Caterpillar reported second-quarter sales that trailed analysts’ estimates.

Revenue Decline

The “mining slump is the No. 1 headwind for Caterpillar,” Matt Arnold, a St. Louis-based analyst with Edward Jones, said by phone. “It won’t last forever, but the question is, how well can the company harness improvement in its other segments in the meantime?”

Caterpillar second-quarter sales dropped 3.2 percent to $14.2 billion, trailing the $14.5 billion average estimate.

Net income rose to $999 million, or $1.57 a share, from $960 million, or $1.45, a year earlier.
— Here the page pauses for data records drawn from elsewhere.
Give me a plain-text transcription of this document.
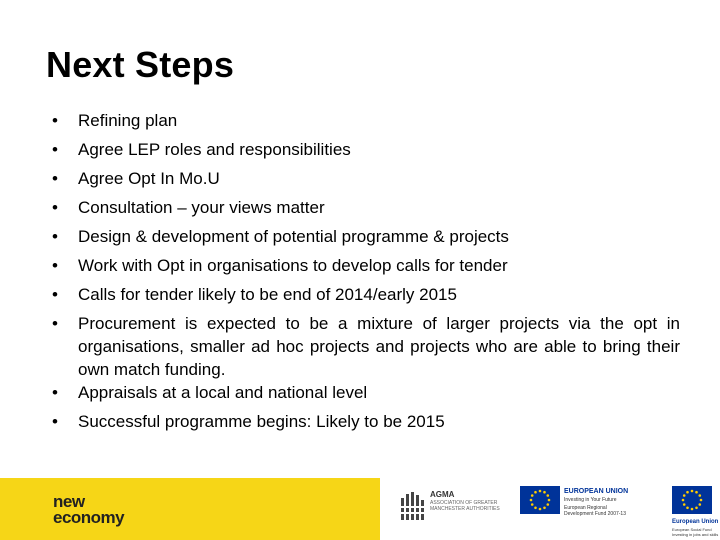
Next Steps
•	Refining plan
•	Agree LEP roles and responsibilities
•	Agree Opt In Mo.U
•	Consultation – your views matter
•	Design & development of potential programme & projects
•	Work with Opt in organisations to develop calls for tender
•	Calls for tender likely to be end of 2014/early 2015
•	Procurement is expected to be a mixture of larger projects via the opt in organisations, smaller ad hoc projects and projects who are able to bring their own match funding.
•	Appraisals at a local and national level
•	Successful programme begins: Likely to be 2015
new
economy
AGMA
ASSOCIATION OF GREATER MANCHESTER AUTHORITIES
EUROPEAN UNION
Investing in Your Future
European Regional
Development Fund 2007-13
European Union
European Social Fund
Investing in jobs and skills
Profit excluding one-time items was $1.69 a share, beating the $1.52 average estimate.

Caterpillar fell 3.1 percent to $105.04 at the close in New York, the biggest decline in two months. Even with today’s drop, the shares have increased 26 percent in the past year.
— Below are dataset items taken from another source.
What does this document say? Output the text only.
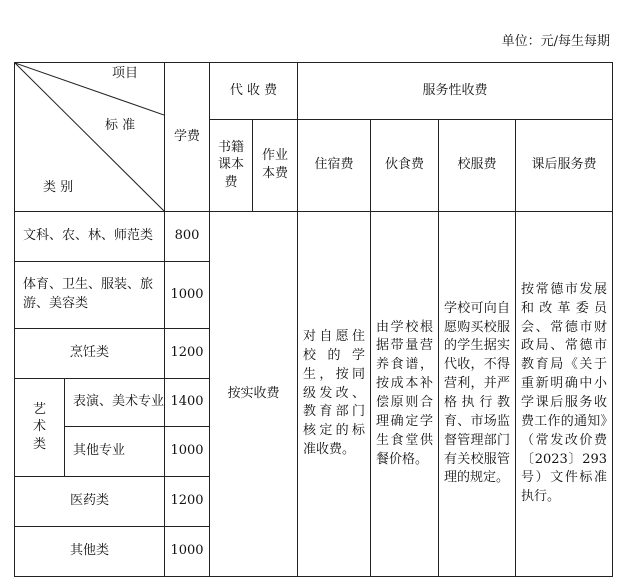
单位：元/每生每期
项目
标 准
类 别		学费	代 收 费		服务性收费			
			书籍课本费	作业本费	住宿费	伙食费	校服费	课后服务费
文科、农、林、师范类		800	按实收费		对自愿住校的学生，按同级发改、教育部门核定的标准收费。	由学校根据带量营养食谱，按成本补偿原则合理确定学生食堂供餐价格。	学校可向自愿购买校服的学生据实代收，不得营利，并严格执行教育、市场监督管理部门有关校服管理的规定。	按常德市发展和改革委员会、常德市财政局、常德市教育局《关于重新明确中小学课后服务收费工作的通知》（常发改价费〔2023〕293号）文件标准执行。

体育、卫生、服装、旅游、美容类		1000						
烹饪类		1200						
艺术类	表演、美术专业	1400						
	其他专业	1000						
医药类		1200						
其他类		1000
Caterpillar also is the largest manufacturer of machinery for construction and saw an improvement in that segment with sales up 11 percent. U.S. construction spending in May was the highest since December, according to Census Bureau data. A slowdown in construction equipment sales in China, the former Soviet republics, Africa and the Middle East region is offsetting the company’s sales outlook.

“There is the slowdown in demand for construction equipment in the emerging markets,” Arnold said. “So the question is, how much does the pickup in construction really offset the decline in mining?”

Dealer Sales

The company said yesterday that dealer sales of its machines fell 10 percent in the quarter, a slower pace of decline than the 12 percent drop in the three months through May.
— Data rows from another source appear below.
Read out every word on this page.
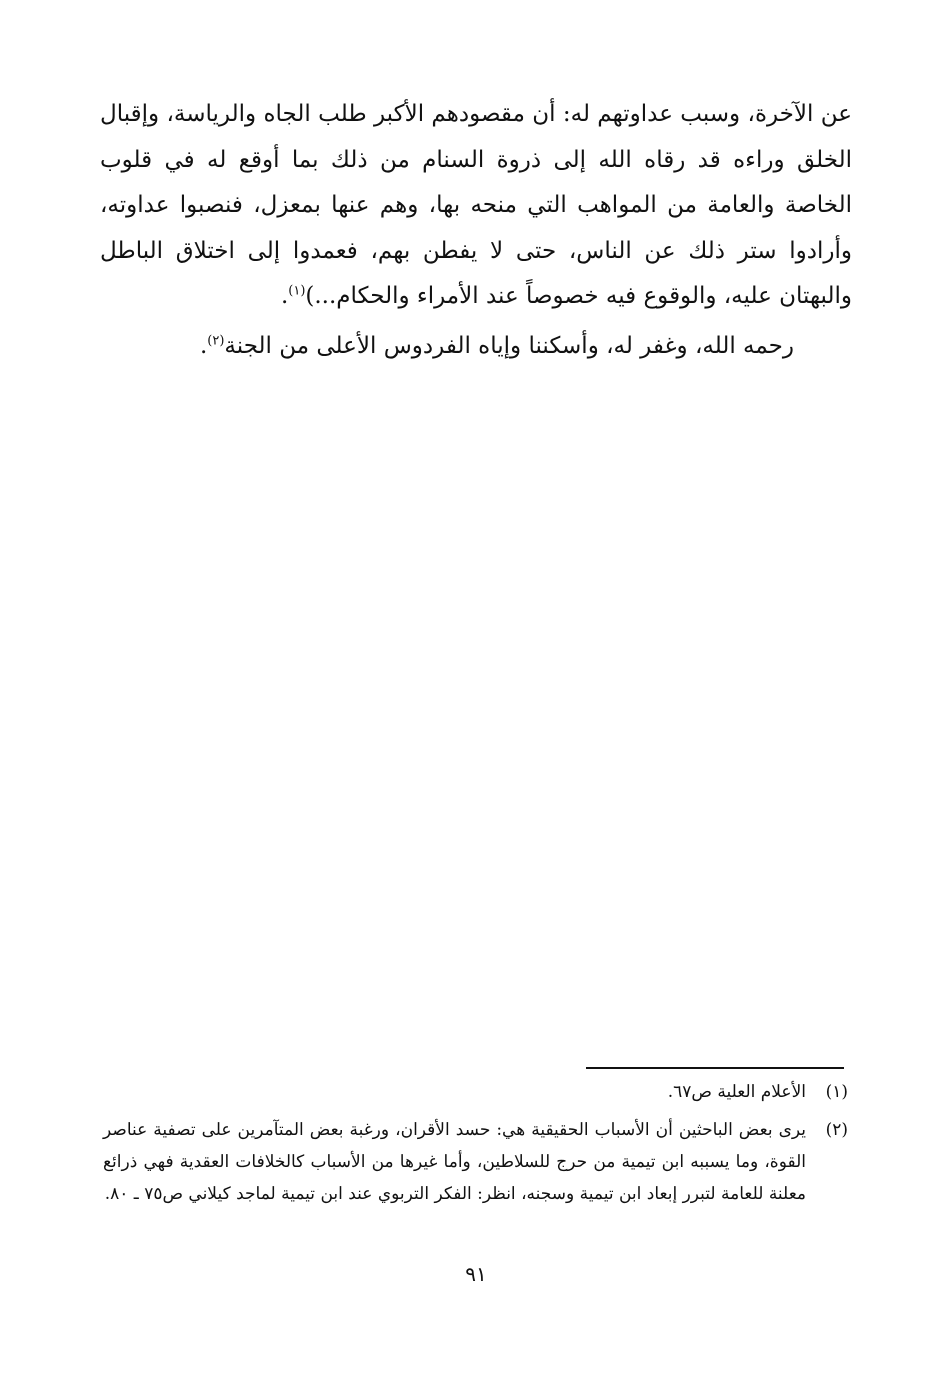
عن الآخرة، وسبب عداوتهم له: أن مقصودهم الأكبر طلب الجاه والرياسة، وإقبال الخلق وراءه قد رقاه الله إلى ذروة السنام من ذلك بما أوقع له في قلوب الخاصة والعامة من المواهب التي منحه بها، وهم عنها بمعزل، فنصبوا عداوته، وأرادوا ستر ذلك عن الناس، حتى لا يفطن بهم، فعمدوا إلى اختلاق الباطل والبهتان عليه، والوقوع فيه خصوصاً عند الأمراء والحكام...)$^{(١)}$.

رحمه الله، وغفر له، وأسكننا وإياه الفردوس الأعلى من الجنة$^{(٢)}$.

(١)
الأعلام العلية ص٦٧.
(٢)
يرى بعض الباحثين أن الأسباب الحقيقية هي: حسد الأقران، ورغبة بعض المتآمرين على تصفية عناصر القوة، وما يسببه ابن تيمية من حرج للسلاطين، وأما غيرها من الأسباب كالخلافات العقدية فهي ذرائع معلنة للعامة لتبرر إبعاد ابن تيمية وسجنه، انظر: الفكر التربوي عند ابن تيمية لماجد كيلاني ص٧٥ ـ ٨٠.
٩١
“Construction machinery in North America looks good, mining is still terrible but not worsening,” Karen Ubelhart, an analyst at Bloomberg Intelligence, said today by phone. “It looks like cost control is better than expected and there’s a positive inventory swing compared with last year.”

For Caterpillar’s resources industries segment, retail machinery sales dropped 38 percent in the second quarter compared with a 46 percent decline in the three months through May, the company said in a filing. For construction industries, machinery sales growth slowed to 3 percent from 4 percent.

The decline in sales for energy and transportation accelerated to 10 percent. For construction industries, sales growth slowed to 3 percent from 4 percent.